HESI RN
RN HESI Exit Exam Capstone
1. A client admitted to the ICU with Syndrome of Inappropriate Antidiuretic Hormone (SIADH) has developed osmotic demyelination. What is the first intervention the nurse should implement?
- A. Evaluate the client's swallowing ability.
- B. Reorient the client frequently.
- C. Patch one eye to minimize confusion.
- D. Perform range of motion exercises.
Correct answer: A
Rationale: The correct answer is to evaluate the client's swallowing ability. Osmotic demyelination can cause dysphagia, putting the client at risk for aspiration. Assessing swallowing function is crucial to prevent complications such as aspiration pneumonia. Reorienting the client frequently (Choice B) is more suitable for confusion related to conditions like delirium. Patching one eye (Choice C) is a technique used for diplopia or double vision, not specifically indicated for osmotic demyelination. Performing range of motion exercises (Choice D) may be beneficial for preventing complications of immobility but is not the priority intervention for osmotic demyelination.
2. A client receiving total parenteral nutrition (TPN) reports nausea and dizziness. What action should the nurse take first?
- A. Check the client's blood glucose level.
- B. Check the client's vital signs and blood pressure.
- C. Decrease the infusion rate of TPN.
- D. Administer antiemetic medication as prescribed.
Correct answer: B
Rationale: When a client receiving total parenteral nutrition (TPN) reports symptoms like nausea and dizziness, the first action the nurse should take is to check the client's vital signs and blood pressure. This assessment helps determine the client's overall stability and can provide crucial information to guide further interventions. Checking the blood glucose level (Choice A) may be relevant but is not the priority in this situation. Decreasing the infusion rate of TPN (Choice C) may be necessary but should be based on assessment findings. Administering antiemetic medication (Choice D) should not be the initial action without first assessing the client's vital signs.
3. An adult male is brought to the ER after a motorcycle accident with periorbital bruising and bloody drainage from both ears. Which finding requires immediate attention?
- A. Rebound abdominal tenderness.
- B. Diminished breath sounds bilaterally.
- C. Rib pain with deep inspiration.
- D. Projectile vomiting.
Correct answer: D
Rationale: In this scenario, the patient's periorbital bruising and bloody drainage from both ears suggest a severe head injury. Projectile vomiting is a red flag symptom that may indicate increased intracranial pressure, which requires immediate attention to prevent further neurological deterioration. Rebound abdominal tenderness (choice A) typically indicates peritonitis and is not directly related to the primary head injury. Diminished breath sounds bilaterally (choice B) suggest a pneumothorax or hemothorax, which are important but not as immediately life-threatening in this context. Rib pain with deep inspiration (choice C) is concerning for rib fractures or pulmonary contusion, which are also important but do not take precedence over addressing the potential increased intracranial pressure.

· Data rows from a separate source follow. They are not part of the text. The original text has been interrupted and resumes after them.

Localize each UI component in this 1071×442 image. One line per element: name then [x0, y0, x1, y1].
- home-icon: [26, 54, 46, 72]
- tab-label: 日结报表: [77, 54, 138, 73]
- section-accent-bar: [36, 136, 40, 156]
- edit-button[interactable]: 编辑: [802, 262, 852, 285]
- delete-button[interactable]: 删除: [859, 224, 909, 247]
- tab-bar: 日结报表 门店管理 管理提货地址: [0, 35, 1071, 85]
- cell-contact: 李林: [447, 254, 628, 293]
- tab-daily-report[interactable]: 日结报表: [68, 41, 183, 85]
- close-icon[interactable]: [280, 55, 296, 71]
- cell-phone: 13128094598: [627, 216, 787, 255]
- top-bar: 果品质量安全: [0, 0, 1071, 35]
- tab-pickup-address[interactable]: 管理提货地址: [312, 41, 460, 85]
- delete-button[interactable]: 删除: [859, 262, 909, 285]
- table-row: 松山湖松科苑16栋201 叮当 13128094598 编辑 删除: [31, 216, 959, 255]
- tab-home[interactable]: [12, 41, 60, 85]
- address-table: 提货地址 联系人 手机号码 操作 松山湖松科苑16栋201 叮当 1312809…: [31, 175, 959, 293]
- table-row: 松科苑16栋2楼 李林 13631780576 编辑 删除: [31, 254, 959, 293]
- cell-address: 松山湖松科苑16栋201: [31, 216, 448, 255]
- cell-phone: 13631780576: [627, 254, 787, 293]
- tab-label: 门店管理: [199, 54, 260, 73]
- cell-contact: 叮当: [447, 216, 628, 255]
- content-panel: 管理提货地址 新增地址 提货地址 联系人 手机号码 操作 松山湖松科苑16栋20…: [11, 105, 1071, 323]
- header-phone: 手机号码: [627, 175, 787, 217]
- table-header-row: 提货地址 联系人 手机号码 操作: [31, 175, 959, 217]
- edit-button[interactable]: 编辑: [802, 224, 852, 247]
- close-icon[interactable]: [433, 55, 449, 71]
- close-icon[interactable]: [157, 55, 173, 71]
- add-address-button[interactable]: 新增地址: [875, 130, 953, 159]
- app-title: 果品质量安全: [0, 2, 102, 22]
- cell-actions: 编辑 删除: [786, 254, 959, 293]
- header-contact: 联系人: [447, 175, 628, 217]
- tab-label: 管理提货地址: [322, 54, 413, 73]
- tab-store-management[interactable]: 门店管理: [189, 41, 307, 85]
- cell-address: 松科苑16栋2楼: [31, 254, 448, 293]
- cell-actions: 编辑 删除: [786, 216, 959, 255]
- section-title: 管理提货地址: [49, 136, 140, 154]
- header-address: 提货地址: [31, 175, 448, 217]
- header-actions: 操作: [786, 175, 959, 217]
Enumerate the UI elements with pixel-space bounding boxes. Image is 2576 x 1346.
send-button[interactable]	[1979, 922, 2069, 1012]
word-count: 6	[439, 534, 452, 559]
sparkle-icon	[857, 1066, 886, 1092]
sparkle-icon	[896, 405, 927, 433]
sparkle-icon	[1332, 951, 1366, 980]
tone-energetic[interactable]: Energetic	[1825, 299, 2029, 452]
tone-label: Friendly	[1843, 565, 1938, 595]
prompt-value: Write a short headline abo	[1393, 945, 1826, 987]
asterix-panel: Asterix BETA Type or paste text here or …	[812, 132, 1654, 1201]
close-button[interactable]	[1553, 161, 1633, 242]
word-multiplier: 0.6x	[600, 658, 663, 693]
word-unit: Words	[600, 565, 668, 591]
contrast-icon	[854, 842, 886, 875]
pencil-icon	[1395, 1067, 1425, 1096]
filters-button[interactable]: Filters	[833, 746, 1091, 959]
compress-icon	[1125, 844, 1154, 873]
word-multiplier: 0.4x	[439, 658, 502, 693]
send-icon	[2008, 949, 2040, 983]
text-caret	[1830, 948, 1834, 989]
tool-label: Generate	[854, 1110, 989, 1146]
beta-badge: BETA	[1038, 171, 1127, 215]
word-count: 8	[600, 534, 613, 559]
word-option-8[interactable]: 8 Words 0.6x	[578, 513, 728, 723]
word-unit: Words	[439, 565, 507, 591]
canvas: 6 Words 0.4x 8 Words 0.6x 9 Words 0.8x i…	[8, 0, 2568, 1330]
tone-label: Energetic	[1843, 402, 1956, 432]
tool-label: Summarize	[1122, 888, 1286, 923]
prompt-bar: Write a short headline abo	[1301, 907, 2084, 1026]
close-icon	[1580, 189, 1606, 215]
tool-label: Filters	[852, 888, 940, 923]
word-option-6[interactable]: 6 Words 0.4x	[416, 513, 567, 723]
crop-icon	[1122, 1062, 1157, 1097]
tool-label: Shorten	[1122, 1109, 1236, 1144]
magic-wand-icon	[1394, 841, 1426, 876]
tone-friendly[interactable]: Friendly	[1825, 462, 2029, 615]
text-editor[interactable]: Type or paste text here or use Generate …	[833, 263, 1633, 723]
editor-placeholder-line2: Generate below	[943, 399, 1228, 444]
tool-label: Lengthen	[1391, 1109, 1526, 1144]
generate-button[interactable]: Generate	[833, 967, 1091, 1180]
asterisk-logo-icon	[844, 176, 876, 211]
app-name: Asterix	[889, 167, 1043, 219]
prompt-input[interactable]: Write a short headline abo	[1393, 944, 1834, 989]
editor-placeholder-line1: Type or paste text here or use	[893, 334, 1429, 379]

4. A client with hyperthyroidism is admitted for total thyroidectomy. What is the nurse's priority post-operative intervention?
- A. Monitor the client's calcium levels for hypocalcemia.
- B. Monitor for signs of respiratory distress.
- C. Administer oral calcium supplements.
- D. Elevate the head of the bed to 45 degrees.
Correct answer: A
Rationale: The correct answer is to monitor the client's calcium levels for hypocalcemia. After a total thyroidectomy, there is a risk of accidental removal or damage to the parathyroid glands, leading to hypocalcemia. This complication can manifest within the first 24-48 hours post-op. Monitoring calcium levels is crucial to prevent serious complications such as tetany or seizures. While monitoring for respiratory distress is important, it is not the priority in this case. Administering oral calcium supplements should only be done based on the healthcare provider's prescription and after assessing the client's calcium levels. Elevating the head of the bed to 45 degrees is beneficial for respiratory function but is not the priority intervention for a client at risk for hypocalcemia post-thyroidectomy.
5. A client with chronic liver disease is prescribed lactulose. Which laboratory value should the nurse monitor to evaluate the effectiveness of this medication?
- A. Bilirubin level
- B. Serum ammonia level
- C. Serum potassium level
- D. Albumin level
Correct answer: B
Rationale: The correct answer is B: Serum ammonia level. Lactulose is used to lower serum ammonia levels in clients with chronic liver disease, particularly in cases of hepatic encephalopathy. Monitoring serum ammonia levels is crucial to evaluate the effectiveness of lactulose in managing hepatic encephalopathy. Choices A, C, and D are incorrect because they are not directly related to the action or evaluation of lactulose in chronic liver disease.